We often get queries about which types of questions make good psychiatry consult requests. We asked a Virtual Hallway psychiatrist for their most commonly received, yet effective, consult questions.

Making a diagnosis

Patient’s symptoms don’t always point to an obvious diagnosis. Often, it takes a historical review, physical examination and investigation to figure out what might be going on. Consulting with a psychiatrist during this process can help narrow the diagnostic possibilities and aid in formulating a plan for the next steps in a patient’s care. 

Managing complex patients 

Often times, PCPs manage notably complex patient cases with little, or no, psychiatry support. Virtual Hallway consults with a psychiatrist can aid in educating a patient on their condition, as well as understanding how to approach care and select the best models of delivery.

Psychotropic medication 

Psychotropic medications are one of most complex sets of medications to prescribe.

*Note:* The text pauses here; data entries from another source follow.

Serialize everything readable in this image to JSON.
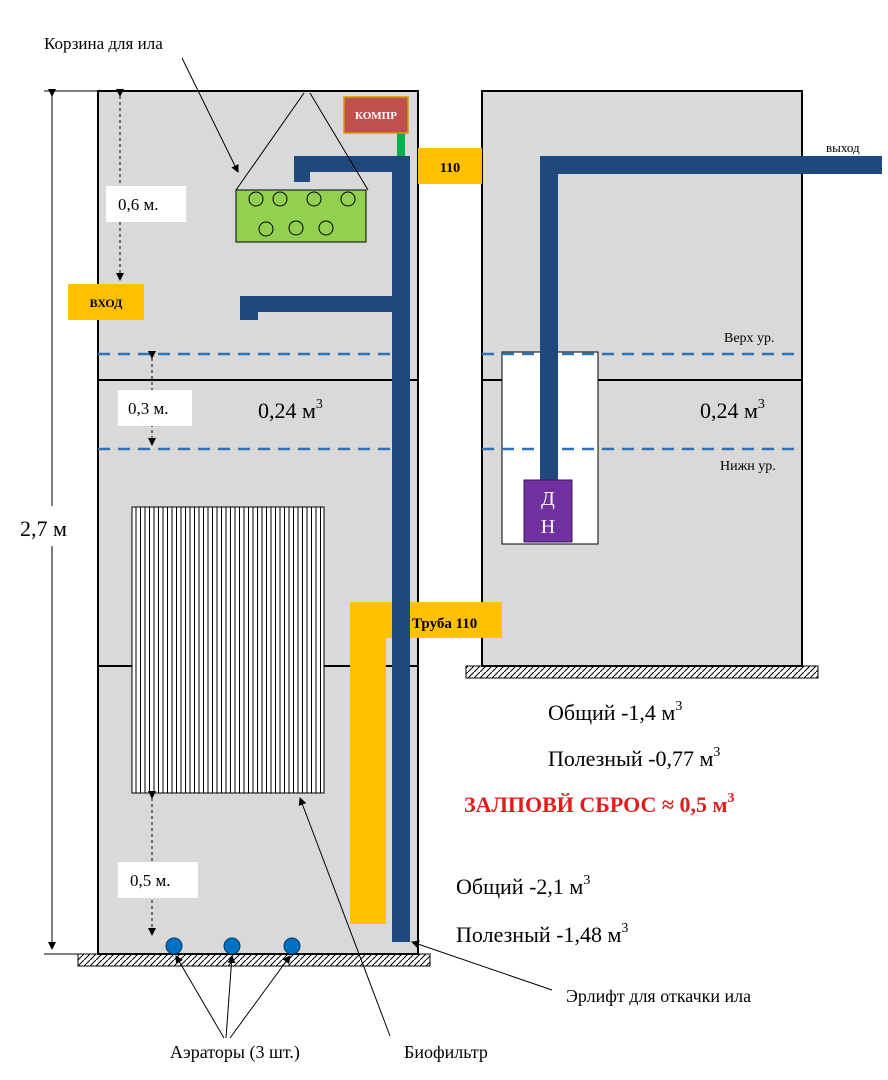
{
  "labels": {
    "sludge_basket": "Корзина для ила",
    "compressor": "КОМПР",
    "pipe_110": "110",
    "outlet": "выход",
    "inlet": "ВХОД",
    "height_06": "0,6 м.",
    "height_03": "0,3 м.",
    "height_05": "0,5 м.",
    "total_height": "2,7 м",
    "vol_left": "0,24 м",
    "vol_right": "0,24 м",
    "vol_sup": "3",
    "upper_level": "Верх ур.",
    "lower_level": "Нижн ур.",
    "pump_d": "Д",
    "pump_n": "Н",
    "pipe_110_long": "Труба 110",
    "aerators": "Аэраторы (3 шт.)",
    "biofilter": "Биофильтр",
    "airlift": "Эрлифт для откачки ила"
  },
  "volumes": {
    "right_total": "Общий -1,4 м",
    "right_useful": "Полезный -0,77 м",
    "salvo": "ЗАЛПОВЙ СБРОС ≈ 0,5 м",
    "left_total": "Общий -2,1 м",
    "left_useful": "Полезный -1,48 м",
    "sup": "3"
  },
  "colors": {
    "tank_fill": "#d9d9d9",
    "pipe_blue": "#1f497d",
    "yellow": "#ffc000",
    "basket_green": "#92d050",
    "compressor_red": "#c0504d",
    "pump_purple": "#7030a0",
    "dash_blue": "#2e75b6",
    "salvo_red": "#e31b1b"
  }
}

Phone consults with a psychiatrist are a great way to clarify and confirm dosages, combination strategies and discuss second/third line options.

Waiting for an in-person referral

When a patient is referred for an in-person psychiatric assessment, they will most likely face a long wait (a year or more in some cases). Managing a patient's condition as they wait is critical to their care - Virtual Hallway consults enable access to specialist input on emerging or ongoing challenges. In some cases, specialist advice is enough to optimize the care plan and their in-person appointment may no longer be required.

Confirmation of existing plan 

Many Virtual Hallway consults are simply to review, discuss and provide confirmation by a psychiatrist that the existing care plan is reasonable given the patient’s presentation. A second opinion only takes 10 minutes, instilling confidence and confirmation on the best path forward.